自身の体験だけで時代を語り総括するのは危険なことであることはもちろん承知していますが、現代の感覚で過去を同列に語ることも危険であることは再三言ってきました。


私自身は「ちりとてちん」の再放送を見るのに忙しくて、話題の朝ドラ「ごちそうさん」はほとんど見ていないのですが、ファンの間では、お母さんの作る料理が家族を幸せにするという幸福感を讃えている方が多いと聞きました。


確かに料理上手のお母さんが家族を幸せにするというのには全く異論はないのですが、「ごちそうさん」の時代まで遡ることはできなとはいえ、戦後 昭和30-40年代には食生活は現代とは比較にならないほど貧しいものでした。


あくまで私の周りのことだけなのですが、食材は地元のものがほとんどで、お総菜の中心は野菜でした。しかも、夏は茄子と胡瓜ばっかり、冬は大根や蕪、白菜ばっかり、毎日それが続くのです。いわゆる「茶色いおかず」が中心でした。お肉はごちそうであったのです。(現在なら地産地消 季節の野菜だけという贅沢と言われるでしょうが、毎日同じ食材というのは食事を楽しくしません)


周辺地域に育った同級生は「近所に肉屋なんてなかったから、カレーはシーチキン入りしか食べてことがなかった」といい、別の友人は「すき焼きは豚肉が通常だと思ってた」と語りました。

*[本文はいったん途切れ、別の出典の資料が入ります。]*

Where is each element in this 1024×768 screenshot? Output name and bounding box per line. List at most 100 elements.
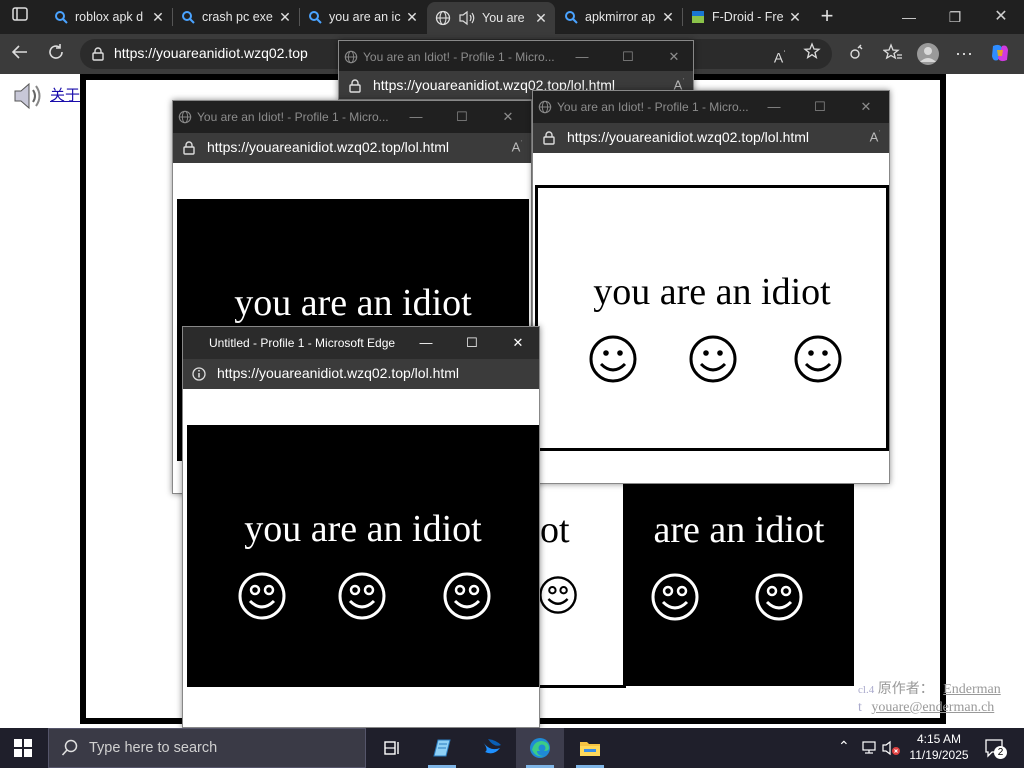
start-button[interactable] [0,728,48,768]
search-icon [182,11,195,24]
tab-close-icon[interactable]: ✕ [150,9,166,26]
close-button[interactable]: ✕ [651,41,693,73]
idiot-panel-behind-right: are an idiot [624,484,854,686]
popup-title: Untitled - Profile 1 - Microsoft Edge [209,336,396,350]
speaker-icon[interactable] [12,80,44,112]
tab-label: crash pc exe [202,10,273,24]
read-aloud-icon[interactable]: Aʾ [768,42,792,66]
profile-avatar-icon[interactable] [916,42,940,66]
email-link[interactable]: youare@enderman.ch [871,700,994,715]
taskbar-search-box[interactable]: Type here to search [48,728,366,768]
smiley-face-icon [539,576,577,614]
refresh-icon[interactable] [44,42,68,66]
tab-label: roblox apk d [75,10,144,24]
taskbar-app-notes[interactable] [418,728,466,768]
audio-playing-icon[interactable] [458,10,476,26]
minimize-button[interactable]: — [559,41,605,73]
idiot-panel: you are an idiot [187,425,539,687]
tab-apkmirror[interactable]: apkmirror ap ✕ [556,4,682,30]
minimize-button[interactable]: — [886,4,932,30]
show-hidden-icons-icon[interactable]: ⌃ [838,738,850,755]
smiley-face-icon [443,572,491,620]
tab-you-are-an-idiot-search[interactable]: you are an ic ✕ [300,4,426,30]
popup-url: https://youareanidiot.wzq02.top/lol.html [207,139,450,155]
tab-close-icon[interactable]: ✕ [277,9,293,26]
smiley-face-icon [589,335,637,383]
author-link[interactable]: Enderman [943,682,1001,697]
popup-url: https://youareanidiot.wzq02.top/lol.html [217,365,460,381]
popup-window-front[interactable]: Untitled - Profile 1 - Microsoft Edge — … [182,326,540,728]
tab-label: F-Droid - Fre [712,10,784,24]
maximize-button[interactable]: ☐ [605,41,651,73]
search-icon [565,11,578,24]
close-button[interactable]: ✕ [485,101,531,133]
close-button[interactable]: ✕ [843,91,889,123]
system-clock[interactable]: 4:15 AM 11/19/2025 [898,731,980,763]
globe-icon [538,100,552,114]
restore-button[interactable]: ❐ [932,4,978,30]
read-aloud-icon[interactable]: Aʾ [870,129,881,144]
address-text: https://youareanidiot.wzq02.top [114,45,308,61]
popup-window-right[interactable]: You are an Idiot! - Profile 1 - Micro...… [532,90,890,484]
about-link[interactable]: 关于 [50,84,80,105]
idiot-phrase: are an idiot [653,509,825,551]
maximize-button[interactable]: ☐ [449,327,495,359]
taskbar-app-file-explorer[interactable] [566,728,614,768]
taskbar-app-edge[interactable] [516,728,564,768]
minimize-button[interactable]: — [393,101,439,133]
maximize-button[interactable]: ☐ [797,91,843,123]
copilot-icon[interactable] [988,42,1012,66]
tab-actions-icon[interactable] [8,5,32,29]
tab-label: You are [482,11,525,25]
idiot-phrase: you are an idiot [593,271,831,313]
favorite-star-icon[interactable] [800,42,824,66]
network-icon[interactable] [862,740,880,756]
tab-crash-pc[interactable]: crash pc exe ✕ [173,4,299,30]
minimize-button[interactable]: — [751,91,797,123]
clock-time: 4:15 AM [916,732,962,746]
smiley-face-icon [238,572,286,620]
tab-label: you are an ic [329,10,401,24]
favorites-icon[interactable] [881,42,905,66]
tab-close-icon[interactable]: ✕ [787,9,803,26]
search-icon [55,11,68,24]
lock-icon [183,141,195,155]
site-info-icon[interactable] [90,46,106,62]
popup-url: https://youareanidiot.wzq02.top/lol.html [567,129,810,145]
close-button[interactable]: ✕ [978,4,1024,30]
maximize-button[interactable]: ☐ [439,101,485,133]
notification-center-button[interactable]: 2 [984,738,1007,759]
edge-icon [530,738,550,758]
task-view-button[interactable] [368,728,416,768]
file-explorer-icon [580,742,600,756]
footer-email: t youare@enderman.ch [858,700,995,715]
notification-count-badge: 2 [994,746,1007,759]
tab-you-are-active[interactable]: You are ✕ [427,2,555,34]
search-icon [309,11,322,24]
lock-icon [543,131,555,145]
popup-title: You are an Idiot! - Profile 1 - Micro... [557,100,749,114]
smiley-face-icon [651,573,699,621]
tab-close-icon[interactable]: ✕ [660,9,676,26]
read-aloud-icon[interactable]: Aʾ [512,139,523,154]
tab-close-icon[interactable]: ✕ [533,10,549,27]
more-menu-icon[interactable]: ⋯ [952,42,976,66]
tab-close-icon[interactable]: ✕ [404,9,420,26]
globe-icon [344,50,358,64]
idiot-panel: you are an idiot [535,185,889,451]
idiot-phrase: you are an idiot [244,508,482,550]
new-tab-button[interactable]: + [814,4,840,30]
back-icon[interactable] [8,42,32,66]
info-icon[interactable] [191,366,207,382]
tab-roblox-apk[interactable]: roblox apk d ✕ [46,4,172,30]
extensions-icon[interactable] [845,42,869,66]
tab-label: apkmirror ap [585,10,656,24]
smiley-face-icon [338,572,386,620]
close-button[interactable]: ✕ [495,327,539,359]
swift-bird-icon [483,739,501,754]
tab-f-droid[interactable]: F-Droid - Fre ✕ [683,4,809,30]
globe-icon [178,110,192,124]
task-view-icon [384,741,399,755]
minimize-button[interactable]: — [403,327,449,359]
taskbar-app-bird[interactable] [468,728,516,768]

つい最近、「女性は家庭にあって家族を守るもの」という趣旨の発言で物議をかもした方がいましたが、私が育ったのは街の中心部で、周りは商家ばかりでしたから専業主婦なんていませんでした。お母さんは皆店に出る大切な働き手でしたから、家族のご飯に手間暇かけていることなどできませんでした。家めしがやっつけであったとしても誰も文句は言えません。ご主人がサラリーマン、奥様は専業主婦なんてハイソ・・・という意識が強くありました。昭和30年代、「オールウェーズ」の時代のことです。

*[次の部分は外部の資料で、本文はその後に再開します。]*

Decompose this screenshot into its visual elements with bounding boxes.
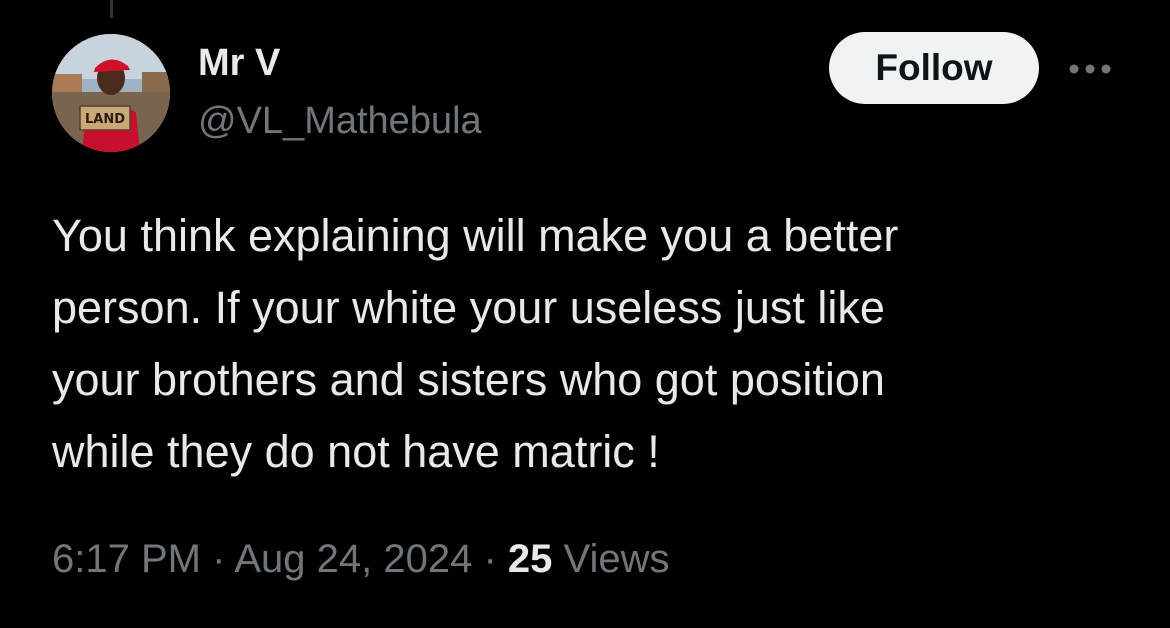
- author-handle[interactable]: @VL_Mathebula: [198, 98, 482, 144]
- views-count: 25: [507, 537, 553, 581]
- tweet-text-line: You think explaining will make you a bet…: [52, 210, 899, 261]
- avatar[interactable]: LAND: [52, 34, 170, 152]
- more-options-button[interactable]: [1064, 52, 1116, 86]
- more-horizontal-icon: [1069, 64, 1111, 74]
- tweet-text-line: while they do not have matric !: [52, 426, 660, 477]
- tweet-metadata: 6:17 PM · Aug 24, 2024 · 25 Views: [52, 532, 670, 586]
- tweet-text: You think explaining will make you a bet…: [52, 200, 1102, 488]
- views-label: Views: [563, 537, 670, 581]
- tweet-date[interactable]: Aug 24, 2024: [234, 537, 472, 581]
- tweet-text-line: your brothers and sisters who got positi…: [52, 354, 885, 405]
- svg-text:LAND: LAND: [85, 112, 125, 127]
- tweet-text-line: person. If your white your useless just …: [52, 282, 885, 333]
- thread-connector-line: [110, 0, 113, 18]
- meta-separator: ·: [483, 537, 497, 581]
- author-display-name[interactable]: Mr V: [198, 40, 280, 86]
- avatar-image: LAND: [52, 34, 170, 152]
- tweet-time[interactable]: 6:17 PM: [52, 537, 201, 581]
- follow-button[interactable]: Follow: [829, 32, 1039, 104]
- meta-separator: ·: [212, 537, 226, 581]
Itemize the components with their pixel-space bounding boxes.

ですから、休日の食事はそれなりに豪華でも(すき焼きがごちそうで多かった記憶があります) 日々の食事が楽しくて美味しいという記憶はほとんどありません。それでも戦争経験者の父は、「おなかいっぱい食べられることの幸せをお前らは知らない」「ひもじいという知らない」とよく言っていました。

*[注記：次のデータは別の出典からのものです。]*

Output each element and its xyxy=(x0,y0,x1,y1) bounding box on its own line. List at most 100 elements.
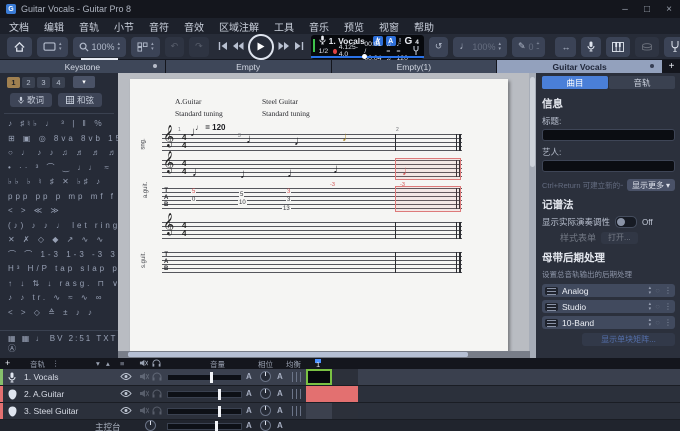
menu-help[interactable]: 帮助 xyxy=(414,19,434,34)
mute-button[interactable] xyxy=(139,389,149,400)
doc-tab-keystone[interactable]: Keystone xyxy=(0,60,165,73)
measure-cell-filled[interactable] xyxy=(332,386,358,402)
tab-song[interactable]: 曲目 xyxy=(542,76,608,89)
voice-1-button[interactable]: 1 xyxy=(7,77,20,88)
all-voices-dropdown[interactable]: ▾ xyxy=(73,76,95,88)
solo-button[interactable] xyxy=(152,406,162,417)
volume-automation-button[interactable]: A xyxy=(246,406,252,415)
note[interactable]: ♩ xyxy=(294,134,307,147)
power-icon[interactable]: ○ xyxy=(655,286,660,295)
pan-automation-button[interactable]: A xyxy=(277,406,283,415)
volume-handle[interactable] xyxy=(218,406,221,417)
voice-3-button[interactable]: 3 xyxy=(37,77,50,88)
eq-settings-icon[interactable] xyxy=(292,372,302,382)
palette-row-grace-ring[interactable]: (♪) ♪ ♪ ♩ let ring P.M. xyxy=(8,219,118,234)
keyboard-view-button[interactable] xyxy=(606,37,630,57)
menu-bar[interactable]: 小节 xyxy=(114,19,134,34)
power-icon[interactable]: ○ xyxy=(655,302,660,311)
visibility-eye-icon[interactable] xyxy=(120,406,132,417)
edit-tool-control[interactable]: ✎ 0 +− xyxy=(512,37,545,57)
pan-automation-button[interactable]: A xyxy=(277,372,283,381)
note[interactable]: ♩ xyxy=(190,125,203,138)
palette-row-deadnotes-harmonics[interactable]: ✕ ✗ ◇ ◆ ↗ ∿ ∿ xyxy=(8,233,118,248)
view-mode-button[interactable]: ▴▾ xyxy=(37,37,68,57)
note[interactable]: ♩ xyxy=(333,162,346,175)
fx-selector-stepper[interactable]: ▴▾ xyxy=(649,318,652,328)
drums-view-button[interactable] xyxy=(635,37,659,57)
zoom-stepper[interactable]: ▴▾ xyxy=(118,42,121,52)
lyrics-button[interactable]: 歌词 xyxy=(10,93,52,107)
mic-view-button[interactable] xyxy=(581,37,601,57)
palette-row-dynamics[interactable]: ppp pp p mp mf f ff xyxy=(8,190,118,205)
tab-fret[interactable]: 5 xyxy=(191,189,196,195)
menu-view[interactable]: 视窗 xyxy=(379,19,399,34)
tracks-menu-icon[interactable]: ⋮ xyxy=(52,359,60,368)
track-name[interactable]: 2. A.Guitar xyxy=(24,389,64,399)
add-track-button[interactable]: + xyxy=(5,358,10,368)
measure-cell[interactable] xyxy=(332,369,358,385)
pan-knob[interactable] xyxy=(260,371,271,382)
concert-pitch-toggle[interactable] xyxy=(615,216,637,228)
menu-note[interactable]: 音符 xyxy=(149,19,169,34)
measure-cell[interactable] xyxy=(306,403,332,419)
palette-row-signatures[interactable]: ⊞ ▣ ◎ 8va 8vb 15ma xyxy=(8,132,118,147)
master-pan-knob[interactable] xyxy=(260,420,271,431)
playback-progress-bar[interactable] xyxy=(311,56,424,58)
tab-fret[interactable]: 3 xyxy=(286,189,291,195)
palette-row-durations[interactable]: ○ ♩ ♪ ♪ ♫ ♬ ♬ ♬ xyxy=(8,146,118,161)
palette-row-dots-ties[interactable]: • ·· ³ ⌒ ‿ ♩♩ ≈ xyxy=(8,161,118,176)
play-button[interactable] xyxy=(248,34,274,60)
pan-knob[interactable] xyxy=(260,405,271,416)
maximize-button[interactable]: □ xyxy=(636,0,658,18)
track-list-icon[interactable]: ≡ xyxy=(120,359,124,368)
fx-slot-10band[interactable]: 10-Band ▴▾ ○ ⋮ xyxy=(542,316,675,329)
playback-progress-handle[interactable] xyxy=(362,54,367,59)
pan-automation-button[interactable]: A xyxy=(277,421,283,430)
zoom-control[interactable]: 100% ▴▾ xyxy=(73,37,127,57)
track-row-steel-guitar[interactable]: 3. Steel Guitar A A xyxy=(0,403,680,420)
pan-knob[interactable] xyxy=(260,388,271,399)
redo-button[interactable]: ↷ xyxy=(189,37,209,57)
kebab-menu-icon[interactable]: ⋮ xyxy=(664,286,672,295)
loop-button[interactable]: ↺ xyxy=(429,37,449,57)
palette-footer-row[interactable]: ▦ ▦ ♩ BV 2:51 TXT Ⓐ xyxy=(0,330,118,358)
chords-button[interactable]: 和弦 xyxy=(58,93,102,107)
track-row-vocals[interactable]: 1. Vocals A A xyxy=(0,369,680,386)
expand-icon[interactable]: ▴ xyxy=(106,359,110,368)
mute-button[interactable] xyxy=(139,372,149,383)
volume-handle[interactable] xyxy=(215,421,218,431)
stylesheet-open-button[interactable]: 打开... xyxy=(601,232,638,244)
volume-automation-button[interactable]: A xyxy=(246,421,252,430)
score-vertical-scrollbar[interactable] xyxy=(529,73,536,358)
go-start-button[interactable] xyxy=(218,38,228,56)
score-page[interactable]: A.Guitar Standard tuning Steel Guitar St… xyxy=(130,79,508,351)
volume-slider[interactable] xyxy=(167,408,242,415)
tab-track[interactable]: 音轨 xyxy=(609,76,675,89)
tab-fret[interactable]: 0 xyxy=(191,197,196,203)
edit-stepper[interactable]: +− xyxy=(537,42,540,52)
palette-row-trills-tremolo[interactable]: ♪ ♪ tr. ∿ ≈ ∿ ∞ xyxy=(8,291,118,306)
close-button[interactable]: × xyxy=(658,0,680,18)
volume-slider[interactable] xyxy=(167,374,242,381)
menu-track[interactable]: 音轨 xyxy=(79,19,99,34)
measure-cell-selected[interactable] xyxy=(306,369,332,385)
pan-automation-button[interactable]: A xyxy=(277,389,283,398)
fx-selector-stepper[interactable]: ▴▾ xyxy=(649,302,652,312)
fx-selector-stepper[interactable]: ▴▾ xyxy=(649,286,652,296)
menu-sound[interactable]: 音乐 xyxy=(309,19,329,34)
measure-cell[interactable] xyxy=(332,403,358,419)
relative-tempo-control[interactable]: ♩ 100% ▴▾ xyxy=(453,37,507,57)
staff-steel[interactable] xyxy=(162,222,462,239)
palette-row-accidentals[interactable]: ♭♭ ♭ ♮ ♯ ✕ ♭♯ ♪ xyxy=(8,175,118,190)
tab-fret[interactable]: 13 xyxy=(282,206,291,212)
voice-4-button[interactable]: 4 xyxy=(52,77,65,88)
fx-slot-analog[interactable]: Analog ▴▾ ○ ⋮ xyxy=(542,284,675,297)
doc-tab-empty1[interactable]: Empty(1) xyxy=(332,60,497,73)
staff-vocals[interactable] xyxy=(162,134,462,151)
score-horizontal-scrollbar-thumb[interactable] xyxy=(128,352,468,357)
menu-file[interactable]: 文档 xyxy=(9,19,29,34)
track-row-aguitar[interactable]: 2. A.Guitar A A xyxy=(0,386,680,403)
score-horizontal-scrollbar[interactable] xyxy=(118,351,530,358)
layout-stepper[interactable]: ▴▾ xyxy=(151,42,154,52)
volume-automation-button[interactable]: A xyxy=(246,389,252,398)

家庭の料理のバリエーションが豊かになり、各国の食材、各国の料理が一般家庭に浸透したのはそれほど昔のことではないのです。


いうまでもなく、健康のための食事とかダイエットのための食事などという考え方が表れたのも1980年代以降ではなかったかという記憶があります。


今現代の食環境の水準で昔を思ってしまうと、「パンがなければケーキを食べればいいのに」というマリー・アントワネット的心象で過去を語ってしまう可能性もあります。


とはいえ、これらの記憶はあくまで私の超私的なものなんですけどね。